We ran into an issue this week were we had to figure out how to transmit Unicode data between a C++ program and a Java program using TCP. We have a working program that is sending ASCII just fine. We expected the C++ Unicode work would be difficult and the Java work would be easy. It turns out the C++ side was not as difficult as we thought. The Java side turned out to be easy, but it took some time to figure out how to make it work. Here’s a quick explanation of what we found:
C++
Most of our C++ code is using the standard library (i.e. std::string) and boost::asio for the networking. After a bit if research, I created a tstring.hpp file using code I found here and here. I changed the networking code to use the new std::tstring instead of std::string and was able to deal with Unicode data. Here’s an example of the asio code to read data sent from Java. Java sends a header with “file0000000000” where the 10 digits contain the data length, followed by the data itself. Notice the buffer size is the size * sizeof(TCHAR) to account for the fact that wide char are twice the size of normal char.

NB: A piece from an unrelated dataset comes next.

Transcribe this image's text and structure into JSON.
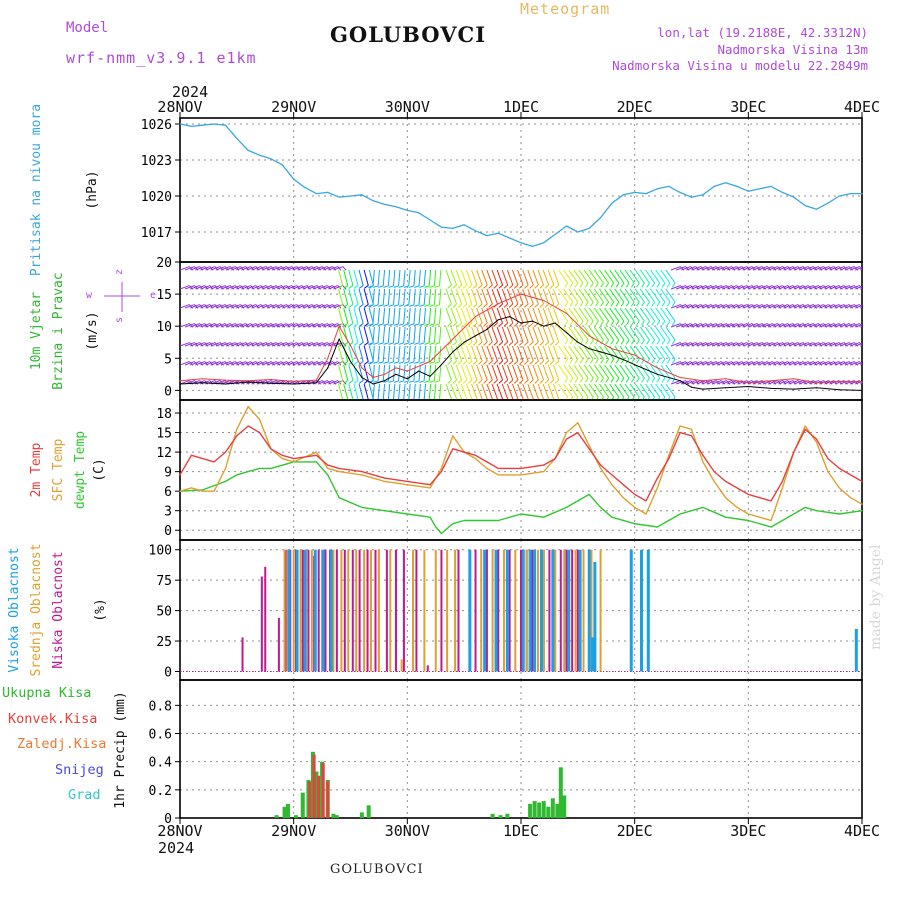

class session : public boost::enable_shared_from_this<session> { public: void read_header() { buffer_.resize(14); boost::asio::async_read( socket_, boost::asio::buffer(buffer_, buffer_.size() * sizeof(TCHAR)), boost::bind( &session::handle_read_header, shared_from_this(), boost::asio::placeholders::error, boost::asio::placeholders::bytes_transferred)); } void handle_read_header(const boost::system::error_code& error, size_t bytes_transferred) { if (error) return; std::tstring data(buffer_.begin(), buffer_.end()); short length = boost::lexical_cast<short>(data.substr(4)); buffer_.resize(length); boost::asio::async_read( socket_, boost::asio::buffer(buffer_, buffer_.size() * sizeof(TCHAR)), boost::bind( &session::handle_read_data, shared_from_this(), boost::asio::placeholders::error, boost::asio::placeholders::bytes_transferred)); } void handle_read_data(const boost::system::error_code& error, size_t bytes_transferred) { if (error && error.value() != 2) return; std::tstring data(buffer_.begin(), buffer_.end()); // process data read_header(); } private: tcp::socket socket_; std::vector<TCHAR> buffer_; int count_; };
Java
For an example, we created a simple Java program that would load in a Unicode file, append a header and send it to the C++ code above. What took a great deal of time was figuring out how to get the data in the correct format. It turns out the way the C++ program was looking for data was in UTF-16LE format. We took our data string and called getBytes(“UTF-16LE”) to get the data in the correct format to send.
String data = getFileContents(); Formatter f = new Formatter(); String header = f.format("file%010d", data.length() * 2).toString(); data = header + data; byte[] buffer = data.getBytes("UTF-16LE"); Socket socket = new Socket(address, port); BufferedOutputStream bis = new BufferedOutputStream(socket.getOutputStream()); try { bis.write(buffer); bis.flush(); } finally { bis.close(); }
In the end, this turns out to be easy to do. It just takes a bit of time to figure out the settings. We had to spend time searching for bits and pieces of info to put this together. If you happen to know any good resources to help others with this, feel free to add a comment.